Prof. Ana Guerreiro Stücklin, MD PhD
Neuro-oncologist and senior physician at the University Children’s Hospital Zurich, specialising in brain tumours in children and adolescents. She has received several awards for her outstanding research. Her findings help to improve cancer therapies and develop new treatments.
Ms Guerreiro Stücklin, you carry out research into brain tumours in children and adolescents. Why is that of particular interest to you?
It is important to know that brain tumours are the second most common type of cancer and unfortunately also the most common cause of cancer-related death in childhood. Even though the chances of survival have improved considerably in recent decades thanks to medical advances, many types of brain tumours in children still remain incurable. And I want to find out “why”. In the lab, my team and I investigate which molecules are responsible for the tumour tissue not responding to treatment. Our long-term goal is to develop better treatment options for affected children.
You have already received several awards for your research work. What did you focus on in that research?
In general, we are trying to better understand the biology of brain tumours in order to find new drugs for treating tumours that have a particularly poor prognosis. Even though some children can be cured, there are patients for whom the therapy simply does not work. In addition, there is a risk of relapse even after successful treatment. In the case of a recurrence, the tumour may have changed and become so aggressive that – in its new form – it is no longer curable. While there are many studies that focus on the types of tumour detected in the initial diagnosis, there aren’t many that focus on recurrence. Medulloblastoma, for example, the most common malignant brain tumour in children, no longer responds to conventional chemotherapy and radiotherapy when it recurs
What exactly is your project about?
Nowadays we know a lot about the genetic “blueprint” of tumours but that doesn’t help us deduce how the cells will react to cancer drugs. In the laboratory, we therefore examine tumour cells from the clinic and test them with newly developed drugs. We investigate which of these many drugs are most effective for a particular tumour group, for example because they inhibit growth. In some cases, the research results we gain from these tests can then be applied to the individual therapy. In addition, we work on the development of new treatment concepts. In this way, findings from our experiments are taken into account in new study protocols that can be used to treat patients in the future. Even though the basic research takes place in the laboratory, the questions come from everyday clinical practice and the answers are in turn incorporated into the therapies – our work thus directly benefits children with cancer.

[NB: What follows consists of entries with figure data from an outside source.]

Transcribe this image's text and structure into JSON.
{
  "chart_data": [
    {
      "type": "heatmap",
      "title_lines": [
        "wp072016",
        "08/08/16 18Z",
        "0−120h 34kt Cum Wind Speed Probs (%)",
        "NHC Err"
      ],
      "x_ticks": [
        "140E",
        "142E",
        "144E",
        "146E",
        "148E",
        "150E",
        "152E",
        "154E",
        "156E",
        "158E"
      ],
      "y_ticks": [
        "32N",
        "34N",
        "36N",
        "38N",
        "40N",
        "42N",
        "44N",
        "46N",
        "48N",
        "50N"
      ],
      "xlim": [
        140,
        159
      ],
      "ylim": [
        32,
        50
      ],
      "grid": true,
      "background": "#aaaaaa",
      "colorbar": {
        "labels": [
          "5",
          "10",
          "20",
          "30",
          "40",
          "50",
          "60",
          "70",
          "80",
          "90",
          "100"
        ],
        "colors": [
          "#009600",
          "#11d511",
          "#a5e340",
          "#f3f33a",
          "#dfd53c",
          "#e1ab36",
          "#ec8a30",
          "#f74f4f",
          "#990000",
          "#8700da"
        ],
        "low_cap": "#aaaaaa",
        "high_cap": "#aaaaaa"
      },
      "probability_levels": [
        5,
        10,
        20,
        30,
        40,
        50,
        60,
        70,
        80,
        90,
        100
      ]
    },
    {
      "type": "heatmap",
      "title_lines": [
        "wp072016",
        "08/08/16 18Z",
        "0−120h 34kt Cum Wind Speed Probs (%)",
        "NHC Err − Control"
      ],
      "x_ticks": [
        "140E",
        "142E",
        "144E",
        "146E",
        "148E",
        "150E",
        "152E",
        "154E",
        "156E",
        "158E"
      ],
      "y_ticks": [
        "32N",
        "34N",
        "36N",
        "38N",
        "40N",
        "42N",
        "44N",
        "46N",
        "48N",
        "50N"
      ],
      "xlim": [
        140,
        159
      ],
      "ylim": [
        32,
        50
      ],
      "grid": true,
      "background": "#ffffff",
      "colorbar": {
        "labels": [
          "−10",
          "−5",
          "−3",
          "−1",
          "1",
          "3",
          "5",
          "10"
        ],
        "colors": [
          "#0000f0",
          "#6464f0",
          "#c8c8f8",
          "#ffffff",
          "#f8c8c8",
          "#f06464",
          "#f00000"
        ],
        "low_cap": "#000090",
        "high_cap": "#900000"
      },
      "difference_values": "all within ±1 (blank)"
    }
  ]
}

What do you think are the biggest challenges?
Our goal is to develop new therapeutic approaches to improve prognoses for children with incurable brain tumours. Continuous research is enormously important in this, along with ongoing financial support. That is why we are so grateful for donations and grants because we can make much better use of our skills in the lab than in the search for additional funding.
What motivates you most in your work?
As a scientist, I am of course fascinated first and foremost by research in the field of oncology. But as a doctor, my main concern is the well-being of my patients. Research opens up a whole world of possibilities that gives us all hope that children with incurable cancers will in fact one day be able to be cured. Every patient is unique – like a puzzle that we have to solve. Thanks to recent research, we know that cancer tumours are far more diverse than previously thought. For this reason, every tumour should be examined individually so that every child can receive the best therapy. New research findings are the only way for us to ensure that seriously ill children receive better therapies and thus better prospects of being cured.